Apparently blind to this reality, councillors are choosing instead to cling to a party manifesto commitment to build 550 additional council homes across the borough by the end of next year.
Making existing council tenants pay to reduce the borough’s housing shortage by destroying their environmental amenity is an odd thing to do for a party that claims to have the interests of its poorer and vulnerable residents at heart.
Council leader Richard Watts must know this. Residents aren’t stupid.
They know that when circumstances change, policies must follow, just as they understand that offers to cram huge numbers of saplings on to the DCC estate as replacements for mature trees cannot be considered a serious measure of the council’s care for the environment.
That hasn’t stopped certain elected members pushing this line on Twitter, while the lead environment councillor, Rowena Champion, has made no public comment at all about DCC and the potential loss of trees and green space.
The final irony of the council’s plan for the estate, should it go ahead, is that the mature trees will be replaced not by council homes but a private leasehold block, the sales / income-stream from which are essential to the viability of the additional 25 social homes scheduled for elsewhere on the site.
And worse: the “right to buy” a number of these additional homes has itself been factored in to the long-term viability of the entire development, (It’s not just a question of saving the trees, December 10).
An ingenious scheme, it could be argued, but one which does the council no favours, particularly as the consultation on the project coincided with the major redevelopment of Highbury Corner, where residents’ attention was understandably focused.
And offering existing tenants “first dibs” (to use the council’s crude phrase) on the new-build homes seems to have been designed to secure their support for a scheme to which they might otherwise have objected.

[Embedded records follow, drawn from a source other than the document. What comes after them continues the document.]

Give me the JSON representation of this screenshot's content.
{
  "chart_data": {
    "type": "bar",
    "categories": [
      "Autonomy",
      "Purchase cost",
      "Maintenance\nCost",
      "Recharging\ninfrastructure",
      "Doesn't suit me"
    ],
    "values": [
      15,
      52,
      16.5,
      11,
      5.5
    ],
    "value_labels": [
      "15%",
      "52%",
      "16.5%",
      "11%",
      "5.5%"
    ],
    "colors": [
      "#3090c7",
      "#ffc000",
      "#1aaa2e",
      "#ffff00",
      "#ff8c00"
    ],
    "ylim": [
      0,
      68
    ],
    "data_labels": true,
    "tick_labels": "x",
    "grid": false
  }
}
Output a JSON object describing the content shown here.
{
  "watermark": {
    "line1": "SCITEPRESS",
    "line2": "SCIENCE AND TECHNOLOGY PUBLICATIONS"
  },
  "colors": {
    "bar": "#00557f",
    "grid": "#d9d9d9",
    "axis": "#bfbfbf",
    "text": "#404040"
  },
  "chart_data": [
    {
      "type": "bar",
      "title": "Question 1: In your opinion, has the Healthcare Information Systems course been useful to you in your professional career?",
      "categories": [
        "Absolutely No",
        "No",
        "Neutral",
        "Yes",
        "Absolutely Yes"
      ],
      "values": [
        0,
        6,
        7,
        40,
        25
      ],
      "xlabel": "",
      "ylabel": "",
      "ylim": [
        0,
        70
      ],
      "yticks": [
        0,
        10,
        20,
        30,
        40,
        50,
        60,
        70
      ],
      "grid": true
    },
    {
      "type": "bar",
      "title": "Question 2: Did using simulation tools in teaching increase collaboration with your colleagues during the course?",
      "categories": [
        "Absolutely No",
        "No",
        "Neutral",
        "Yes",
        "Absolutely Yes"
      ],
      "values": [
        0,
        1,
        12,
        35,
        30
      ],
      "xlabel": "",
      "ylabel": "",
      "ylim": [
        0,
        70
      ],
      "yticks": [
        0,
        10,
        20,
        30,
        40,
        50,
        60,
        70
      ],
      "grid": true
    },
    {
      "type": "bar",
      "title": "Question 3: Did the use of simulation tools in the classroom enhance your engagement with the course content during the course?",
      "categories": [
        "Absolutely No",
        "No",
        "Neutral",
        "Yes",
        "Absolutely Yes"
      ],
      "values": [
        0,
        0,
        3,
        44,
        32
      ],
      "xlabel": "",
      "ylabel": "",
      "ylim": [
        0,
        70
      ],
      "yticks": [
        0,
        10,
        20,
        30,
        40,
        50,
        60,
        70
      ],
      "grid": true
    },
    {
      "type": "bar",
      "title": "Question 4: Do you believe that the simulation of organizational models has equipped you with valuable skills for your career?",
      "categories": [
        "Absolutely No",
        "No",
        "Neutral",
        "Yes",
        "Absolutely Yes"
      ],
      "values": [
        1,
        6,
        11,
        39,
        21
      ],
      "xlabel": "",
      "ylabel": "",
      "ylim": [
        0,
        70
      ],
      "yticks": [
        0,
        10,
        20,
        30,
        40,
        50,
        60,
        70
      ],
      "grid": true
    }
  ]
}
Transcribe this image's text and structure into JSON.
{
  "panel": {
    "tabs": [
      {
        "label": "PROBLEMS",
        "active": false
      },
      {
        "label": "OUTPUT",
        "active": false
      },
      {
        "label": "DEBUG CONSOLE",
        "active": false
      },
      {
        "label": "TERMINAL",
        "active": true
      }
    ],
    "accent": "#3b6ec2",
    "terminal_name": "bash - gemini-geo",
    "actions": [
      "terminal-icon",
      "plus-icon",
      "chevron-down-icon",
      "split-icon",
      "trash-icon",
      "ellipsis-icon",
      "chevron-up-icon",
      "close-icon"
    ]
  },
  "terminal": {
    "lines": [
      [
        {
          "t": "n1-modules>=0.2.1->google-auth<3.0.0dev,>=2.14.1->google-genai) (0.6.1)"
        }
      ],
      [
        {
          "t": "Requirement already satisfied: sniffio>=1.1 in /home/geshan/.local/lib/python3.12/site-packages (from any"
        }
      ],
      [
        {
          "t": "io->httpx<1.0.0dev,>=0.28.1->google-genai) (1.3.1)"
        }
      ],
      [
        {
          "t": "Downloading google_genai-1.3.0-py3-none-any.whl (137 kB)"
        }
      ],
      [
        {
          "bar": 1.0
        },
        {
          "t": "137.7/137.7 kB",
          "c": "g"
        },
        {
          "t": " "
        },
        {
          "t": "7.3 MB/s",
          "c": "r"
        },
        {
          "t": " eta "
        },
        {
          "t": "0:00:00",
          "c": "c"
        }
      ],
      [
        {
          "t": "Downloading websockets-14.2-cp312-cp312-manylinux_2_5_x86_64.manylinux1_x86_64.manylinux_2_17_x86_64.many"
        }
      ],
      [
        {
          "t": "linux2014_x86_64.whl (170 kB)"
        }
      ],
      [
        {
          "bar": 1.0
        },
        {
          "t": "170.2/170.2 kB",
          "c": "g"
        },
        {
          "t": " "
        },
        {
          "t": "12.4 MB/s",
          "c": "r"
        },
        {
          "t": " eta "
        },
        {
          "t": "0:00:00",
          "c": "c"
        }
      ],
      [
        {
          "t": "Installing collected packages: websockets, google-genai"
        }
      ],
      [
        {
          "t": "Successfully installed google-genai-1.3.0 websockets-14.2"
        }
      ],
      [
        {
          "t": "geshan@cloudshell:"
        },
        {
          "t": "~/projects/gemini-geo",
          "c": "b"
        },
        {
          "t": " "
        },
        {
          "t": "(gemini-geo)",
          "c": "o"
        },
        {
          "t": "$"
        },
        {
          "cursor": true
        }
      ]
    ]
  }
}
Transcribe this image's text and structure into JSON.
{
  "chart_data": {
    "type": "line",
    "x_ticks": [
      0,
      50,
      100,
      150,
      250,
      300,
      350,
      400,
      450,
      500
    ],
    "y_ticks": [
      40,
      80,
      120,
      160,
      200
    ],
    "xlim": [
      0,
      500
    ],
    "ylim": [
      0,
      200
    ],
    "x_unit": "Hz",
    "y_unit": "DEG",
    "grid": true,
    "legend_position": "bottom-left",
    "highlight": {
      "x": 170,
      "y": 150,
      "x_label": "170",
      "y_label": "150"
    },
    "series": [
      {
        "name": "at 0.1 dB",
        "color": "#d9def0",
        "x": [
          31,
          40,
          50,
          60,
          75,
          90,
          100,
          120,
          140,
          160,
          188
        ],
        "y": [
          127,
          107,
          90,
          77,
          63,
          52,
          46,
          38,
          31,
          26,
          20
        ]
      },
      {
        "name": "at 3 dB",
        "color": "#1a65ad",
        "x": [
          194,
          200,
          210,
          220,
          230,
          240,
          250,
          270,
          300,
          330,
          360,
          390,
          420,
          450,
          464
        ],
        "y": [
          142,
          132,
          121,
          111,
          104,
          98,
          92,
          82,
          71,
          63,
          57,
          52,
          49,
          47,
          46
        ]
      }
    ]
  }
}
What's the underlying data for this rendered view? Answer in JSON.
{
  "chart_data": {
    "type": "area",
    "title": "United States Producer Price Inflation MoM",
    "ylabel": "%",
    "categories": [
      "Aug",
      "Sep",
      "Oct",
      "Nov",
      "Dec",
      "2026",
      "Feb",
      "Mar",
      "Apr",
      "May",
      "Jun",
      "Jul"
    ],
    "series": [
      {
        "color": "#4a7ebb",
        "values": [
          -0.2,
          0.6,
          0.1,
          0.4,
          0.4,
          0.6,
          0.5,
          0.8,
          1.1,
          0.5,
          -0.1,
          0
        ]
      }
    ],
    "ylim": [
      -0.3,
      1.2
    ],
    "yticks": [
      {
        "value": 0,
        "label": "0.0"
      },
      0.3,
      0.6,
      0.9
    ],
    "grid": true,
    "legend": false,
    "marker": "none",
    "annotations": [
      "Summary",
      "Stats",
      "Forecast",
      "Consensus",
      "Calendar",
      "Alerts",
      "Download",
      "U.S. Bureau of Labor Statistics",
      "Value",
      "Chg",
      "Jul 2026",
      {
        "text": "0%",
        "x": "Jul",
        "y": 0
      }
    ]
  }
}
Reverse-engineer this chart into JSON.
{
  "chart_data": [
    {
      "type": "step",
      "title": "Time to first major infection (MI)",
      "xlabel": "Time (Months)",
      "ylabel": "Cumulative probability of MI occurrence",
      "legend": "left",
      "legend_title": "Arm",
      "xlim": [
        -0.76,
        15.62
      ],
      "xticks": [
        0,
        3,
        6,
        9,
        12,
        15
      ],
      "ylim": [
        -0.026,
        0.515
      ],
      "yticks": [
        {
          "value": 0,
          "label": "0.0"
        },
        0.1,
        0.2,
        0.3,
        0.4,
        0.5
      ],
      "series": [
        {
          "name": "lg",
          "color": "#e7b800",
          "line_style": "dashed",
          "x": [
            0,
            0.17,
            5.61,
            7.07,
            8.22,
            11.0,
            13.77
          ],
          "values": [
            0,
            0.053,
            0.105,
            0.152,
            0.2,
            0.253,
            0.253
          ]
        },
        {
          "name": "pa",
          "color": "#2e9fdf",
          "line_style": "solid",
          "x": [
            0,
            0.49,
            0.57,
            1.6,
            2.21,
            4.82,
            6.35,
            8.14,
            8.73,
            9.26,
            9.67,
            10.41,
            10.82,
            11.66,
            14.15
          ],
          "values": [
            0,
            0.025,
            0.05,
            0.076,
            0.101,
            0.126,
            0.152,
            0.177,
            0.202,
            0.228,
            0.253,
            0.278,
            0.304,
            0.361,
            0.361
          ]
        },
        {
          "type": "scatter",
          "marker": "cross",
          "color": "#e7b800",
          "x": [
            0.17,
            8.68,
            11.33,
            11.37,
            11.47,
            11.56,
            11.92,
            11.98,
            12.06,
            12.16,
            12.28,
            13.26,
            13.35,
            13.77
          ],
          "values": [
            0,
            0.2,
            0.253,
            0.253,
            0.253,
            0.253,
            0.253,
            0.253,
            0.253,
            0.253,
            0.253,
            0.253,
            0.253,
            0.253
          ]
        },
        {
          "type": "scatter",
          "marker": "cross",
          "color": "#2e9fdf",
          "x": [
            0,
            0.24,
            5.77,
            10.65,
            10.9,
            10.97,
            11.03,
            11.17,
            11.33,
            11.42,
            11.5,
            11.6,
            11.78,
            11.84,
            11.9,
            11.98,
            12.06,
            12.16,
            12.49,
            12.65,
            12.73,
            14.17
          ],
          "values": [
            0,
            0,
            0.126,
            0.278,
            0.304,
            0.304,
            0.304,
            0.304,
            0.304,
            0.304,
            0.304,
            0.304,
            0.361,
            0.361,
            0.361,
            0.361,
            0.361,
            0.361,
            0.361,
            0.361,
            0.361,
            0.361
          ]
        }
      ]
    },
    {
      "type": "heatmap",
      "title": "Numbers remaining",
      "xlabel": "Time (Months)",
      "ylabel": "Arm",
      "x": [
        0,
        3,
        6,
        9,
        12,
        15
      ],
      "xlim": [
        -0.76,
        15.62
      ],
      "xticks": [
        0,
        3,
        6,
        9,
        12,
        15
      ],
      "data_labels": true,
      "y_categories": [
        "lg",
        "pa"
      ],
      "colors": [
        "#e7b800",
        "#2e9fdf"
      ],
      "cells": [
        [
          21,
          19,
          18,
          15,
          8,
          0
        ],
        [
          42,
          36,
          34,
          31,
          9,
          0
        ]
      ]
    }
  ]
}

The council has to date rejected calls for a fresh consultation on its plans for Dixon Clark Court. But our pandemic new world surely demands a reconsideration of a plan that would increase the population density of the site at a time when space and open air are prerequisites for long-term health?
A frank, public debate is needed with residents about the chronic housing situation in Islington, where some elected members own two homes while thousands of residents are homeless or badly housed.
If you’re concerned about this damaging scheme, write to councillors before it’s too late.